Doa a quem doer
Em entrevista concedida em dezembro último à jornalista Samira de Castro, diretora de Comunicação do Sindicato dos Jornalistas do Ceará (Sindjorce), a presidente da Federação Nacional dos Jornalistas (Fenaj), Maria José Braga, levanta questões importantes para o desempenho desses profissionais. No cenário atual de banalização da palavra, que perde cada vez mais sua função mediadora, essas questões importam, não só para jornalistas, como também, e principalmente, para quem estiver preocupado com a nossa ainda jovem (e ameaçada) democracia.
Ela alerta que a mídia tradicional no Brasil abandonou o jornalismo, cuja missão é apurar com rigor e noticiar com clareza os fatos de interesse público que estão ocorrendo, aqui e agora, denunciando, doa a quem doer, orientando e mobilizando a sociedade no sentido do que é bom ou ruim para o país. Logo, não está atuando como guardiã da democracia.
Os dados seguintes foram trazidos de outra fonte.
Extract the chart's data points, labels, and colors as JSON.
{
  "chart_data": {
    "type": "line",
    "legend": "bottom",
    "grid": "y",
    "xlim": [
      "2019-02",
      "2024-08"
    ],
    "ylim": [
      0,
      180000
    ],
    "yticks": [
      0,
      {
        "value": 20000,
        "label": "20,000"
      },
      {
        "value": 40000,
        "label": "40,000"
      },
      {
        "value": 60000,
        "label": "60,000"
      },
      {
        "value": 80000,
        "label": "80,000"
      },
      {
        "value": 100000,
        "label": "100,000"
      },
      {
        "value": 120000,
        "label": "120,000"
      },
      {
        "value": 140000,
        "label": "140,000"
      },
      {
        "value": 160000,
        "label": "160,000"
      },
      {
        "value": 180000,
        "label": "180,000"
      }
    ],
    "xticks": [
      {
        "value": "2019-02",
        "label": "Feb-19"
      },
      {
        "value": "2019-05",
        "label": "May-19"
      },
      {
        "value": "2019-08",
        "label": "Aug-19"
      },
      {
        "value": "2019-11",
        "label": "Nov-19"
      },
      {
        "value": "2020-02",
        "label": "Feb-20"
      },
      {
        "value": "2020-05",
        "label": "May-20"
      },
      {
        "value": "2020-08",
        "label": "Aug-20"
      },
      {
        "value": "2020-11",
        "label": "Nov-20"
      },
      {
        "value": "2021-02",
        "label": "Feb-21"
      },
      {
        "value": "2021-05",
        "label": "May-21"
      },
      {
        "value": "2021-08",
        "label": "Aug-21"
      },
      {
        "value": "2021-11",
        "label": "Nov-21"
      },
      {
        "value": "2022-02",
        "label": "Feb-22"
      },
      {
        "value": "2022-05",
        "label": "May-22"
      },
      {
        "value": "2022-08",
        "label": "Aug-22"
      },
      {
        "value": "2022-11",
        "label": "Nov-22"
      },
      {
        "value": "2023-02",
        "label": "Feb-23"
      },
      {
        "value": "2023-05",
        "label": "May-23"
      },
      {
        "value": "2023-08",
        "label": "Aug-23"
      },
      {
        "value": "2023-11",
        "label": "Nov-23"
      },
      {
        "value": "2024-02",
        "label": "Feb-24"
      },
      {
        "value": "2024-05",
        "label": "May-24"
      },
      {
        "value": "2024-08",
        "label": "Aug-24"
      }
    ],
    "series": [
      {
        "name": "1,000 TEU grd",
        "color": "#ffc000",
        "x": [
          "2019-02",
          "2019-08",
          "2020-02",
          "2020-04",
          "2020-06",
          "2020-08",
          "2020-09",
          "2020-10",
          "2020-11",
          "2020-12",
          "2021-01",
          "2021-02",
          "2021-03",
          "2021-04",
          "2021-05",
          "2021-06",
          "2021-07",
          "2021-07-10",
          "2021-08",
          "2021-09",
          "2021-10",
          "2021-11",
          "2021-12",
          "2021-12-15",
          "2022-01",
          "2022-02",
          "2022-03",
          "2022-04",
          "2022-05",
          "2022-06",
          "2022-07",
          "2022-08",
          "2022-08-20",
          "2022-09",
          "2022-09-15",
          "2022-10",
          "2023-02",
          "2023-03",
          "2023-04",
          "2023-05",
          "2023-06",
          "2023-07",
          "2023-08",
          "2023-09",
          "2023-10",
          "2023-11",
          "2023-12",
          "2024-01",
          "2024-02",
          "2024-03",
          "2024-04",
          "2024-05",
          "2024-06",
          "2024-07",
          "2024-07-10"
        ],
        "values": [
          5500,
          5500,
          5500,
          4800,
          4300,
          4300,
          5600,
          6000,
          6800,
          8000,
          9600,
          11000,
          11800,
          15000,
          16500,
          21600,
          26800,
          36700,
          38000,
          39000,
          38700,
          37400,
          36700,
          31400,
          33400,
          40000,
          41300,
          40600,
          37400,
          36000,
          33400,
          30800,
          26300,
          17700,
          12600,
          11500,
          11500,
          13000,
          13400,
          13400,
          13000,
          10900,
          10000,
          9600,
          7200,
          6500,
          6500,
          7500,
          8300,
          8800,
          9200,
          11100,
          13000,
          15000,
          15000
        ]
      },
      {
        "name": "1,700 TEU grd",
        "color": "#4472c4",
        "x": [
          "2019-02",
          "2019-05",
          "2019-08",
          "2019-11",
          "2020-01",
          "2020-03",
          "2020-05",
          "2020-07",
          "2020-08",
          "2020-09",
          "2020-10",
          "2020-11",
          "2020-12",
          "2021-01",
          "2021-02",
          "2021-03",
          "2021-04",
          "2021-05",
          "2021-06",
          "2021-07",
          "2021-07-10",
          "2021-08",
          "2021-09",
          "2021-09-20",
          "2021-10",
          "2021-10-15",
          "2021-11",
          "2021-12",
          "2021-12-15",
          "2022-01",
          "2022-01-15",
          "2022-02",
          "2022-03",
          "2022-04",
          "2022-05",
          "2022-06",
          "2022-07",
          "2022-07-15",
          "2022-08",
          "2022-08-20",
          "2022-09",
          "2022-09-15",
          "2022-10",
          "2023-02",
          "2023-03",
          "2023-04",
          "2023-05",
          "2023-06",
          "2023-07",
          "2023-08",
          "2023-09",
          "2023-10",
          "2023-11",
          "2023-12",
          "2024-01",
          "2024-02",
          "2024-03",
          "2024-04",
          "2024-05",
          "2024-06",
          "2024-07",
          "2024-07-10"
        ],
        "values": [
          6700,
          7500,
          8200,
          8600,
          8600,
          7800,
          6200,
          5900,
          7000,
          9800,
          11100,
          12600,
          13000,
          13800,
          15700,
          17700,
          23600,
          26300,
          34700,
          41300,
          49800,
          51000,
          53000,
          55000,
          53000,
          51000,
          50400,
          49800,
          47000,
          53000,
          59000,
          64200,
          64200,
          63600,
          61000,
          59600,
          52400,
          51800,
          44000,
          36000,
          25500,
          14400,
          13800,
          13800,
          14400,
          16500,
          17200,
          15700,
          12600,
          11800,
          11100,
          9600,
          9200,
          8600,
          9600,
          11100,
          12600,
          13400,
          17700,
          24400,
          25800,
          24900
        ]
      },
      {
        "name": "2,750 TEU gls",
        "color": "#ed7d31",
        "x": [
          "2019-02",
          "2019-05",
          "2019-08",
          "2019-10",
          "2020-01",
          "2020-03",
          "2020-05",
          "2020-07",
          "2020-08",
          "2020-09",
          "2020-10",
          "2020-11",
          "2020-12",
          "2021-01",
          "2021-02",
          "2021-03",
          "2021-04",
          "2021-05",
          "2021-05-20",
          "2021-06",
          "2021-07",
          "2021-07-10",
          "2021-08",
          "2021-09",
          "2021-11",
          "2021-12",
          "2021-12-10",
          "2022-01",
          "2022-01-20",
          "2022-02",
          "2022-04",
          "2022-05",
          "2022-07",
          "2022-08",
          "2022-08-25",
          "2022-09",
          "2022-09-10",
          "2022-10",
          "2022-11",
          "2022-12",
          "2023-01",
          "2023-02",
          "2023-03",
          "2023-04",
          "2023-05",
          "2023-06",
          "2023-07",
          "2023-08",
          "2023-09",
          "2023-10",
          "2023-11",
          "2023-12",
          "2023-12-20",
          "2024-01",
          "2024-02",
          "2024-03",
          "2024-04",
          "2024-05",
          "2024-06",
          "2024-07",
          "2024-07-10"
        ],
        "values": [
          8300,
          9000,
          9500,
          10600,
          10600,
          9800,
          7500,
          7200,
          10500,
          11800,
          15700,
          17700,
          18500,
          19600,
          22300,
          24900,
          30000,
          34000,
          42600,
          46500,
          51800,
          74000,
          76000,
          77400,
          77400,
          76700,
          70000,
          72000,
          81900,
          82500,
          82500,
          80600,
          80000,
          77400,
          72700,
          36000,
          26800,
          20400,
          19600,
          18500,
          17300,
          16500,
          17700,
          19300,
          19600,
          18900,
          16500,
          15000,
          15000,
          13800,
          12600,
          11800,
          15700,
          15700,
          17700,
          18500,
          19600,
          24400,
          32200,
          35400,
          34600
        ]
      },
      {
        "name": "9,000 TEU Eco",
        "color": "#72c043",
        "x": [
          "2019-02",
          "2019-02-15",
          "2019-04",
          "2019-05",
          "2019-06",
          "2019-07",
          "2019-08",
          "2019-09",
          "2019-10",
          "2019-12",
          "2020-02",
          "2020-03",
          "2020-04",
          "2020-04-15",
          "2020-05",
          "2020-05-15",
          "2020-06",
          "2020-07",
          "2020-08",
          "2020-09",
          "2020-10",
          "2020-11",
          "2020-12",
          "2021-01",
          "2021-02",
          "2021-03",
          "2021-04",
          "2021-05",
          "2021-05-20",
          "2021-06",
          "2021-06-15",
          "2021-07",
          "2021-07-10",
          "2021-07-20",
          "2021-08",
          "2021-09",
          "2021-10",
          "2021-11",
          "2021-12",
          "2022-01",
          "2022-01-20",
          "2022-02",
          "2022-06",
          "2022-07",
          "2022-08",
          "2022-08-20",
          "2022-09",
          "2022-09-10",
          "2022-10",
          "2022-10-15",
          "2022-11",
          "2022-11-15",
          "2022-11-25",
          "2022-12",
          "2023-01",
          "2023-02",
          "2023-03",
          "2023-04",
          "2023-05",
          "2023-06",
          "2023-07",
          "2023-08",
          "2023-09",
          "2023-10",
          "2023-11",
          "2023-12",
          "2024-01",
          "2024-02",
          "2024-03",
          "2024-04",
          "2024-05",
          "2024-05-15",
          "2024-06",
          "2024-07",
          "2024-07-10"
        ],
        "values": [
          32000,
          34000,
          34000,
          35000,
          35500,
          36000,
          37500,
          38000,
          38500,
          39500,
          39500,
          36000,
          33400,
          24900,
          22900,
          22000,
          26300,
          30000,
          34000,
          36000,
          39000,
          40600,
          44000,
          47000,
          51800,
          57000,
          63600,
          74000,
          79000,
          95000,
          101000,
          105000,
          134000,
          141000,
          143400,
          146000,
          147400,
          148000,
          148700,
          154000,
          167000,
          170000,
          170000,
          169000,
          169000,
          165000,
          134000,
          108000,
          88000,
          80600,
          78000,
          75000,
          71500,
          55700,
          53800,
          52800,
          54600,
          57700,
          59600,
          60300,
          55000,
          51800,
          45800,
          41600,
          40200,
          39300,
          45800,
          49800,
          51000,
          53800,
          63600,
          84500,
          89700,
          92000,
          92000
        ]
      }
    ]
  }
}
Para Maria José, a reforma trabalhista “é uma depenação da CLT”, e, como ressalta, nenhum veículo de comunicação de massa (como a TV) explicou criticamente o seu impacto na vida do trabalhador. E o mesmo ocorreu com a Previdência, cuja reforma limita-se simplesmente a dificultar o acesso às aposentadorias e com as confabulações de Sergio Moro e os procuradores da Lava Jato, que ferem o Estado democrático de direito. Nos três casos, a grande imprensa não atuou como caixa de ressonância do interesse público, e quem perdeu (e muito) foi a população.
Ela não vê com bons olhos as redes sociais enquanto produtoras de informações “jornalísticas” e faz autocrítica: “Nós aceitamos uma desvalorização da profissão de jornalista, entendendo que a informação jornalística pode ser produzida por qualquer um – o chamado jornalismo cidadão. Cidadão é fonte! Quem tem obrigação de apurar, verificar e contextualizar é o jornalista, e não o cidadão! Nós, não só nos veículos em que trabalhamos, mas até individualmente, aceitamos uma disputa equivocada com as redes sociais”.
De fato, essa desvalorização consentida do jornalista deixa espaço livre para a manipulação e a construção de uma realidade que interessa hoje, principalmente, ao capital financeiro, ao rentismo que nada produz e se beneficia com práticas predatórias do “deus mercado” que ganha corpo no Brasil. Nesse vácuo, trabalha-se criteriosamente a desinformação.
“Essa desinformação é gravíssima, porque ela é proposital, ela é intencional, ela não é espontânea. Essa profusão de produção e disseminação de mentiras com intenções prévias é extremamente grave, porque ela é hoje um ponto central para a manutenção da etapa do capitalismo que nós estamos vivendo, que é o acirramento do neoliberalismo. É fundamental essa produção de inconsciência coletiva para que esse momento do capitalismo ocorra sem haver de fato revoltas e revoluções. Isso é muito grave”, explica a presidente da Fenaj.
E bota grave nisso. Dada a omissão da mídia tradicional diante dos fatos que vêm ocorrendo no país, verdadeiros crimes de lesa-pátria, as redes sociais, principalmente, têm servido sob medida aos interesses de um sistema que caminha para a selvageria. Como acredita Maria José, esses interesses não querem raciocínio lógico e contextualizado, querem é provocar um turbilhão de emoções, dissonância cognitiva e, em última instância, desagregação social. A estratégia é dividir para reinar.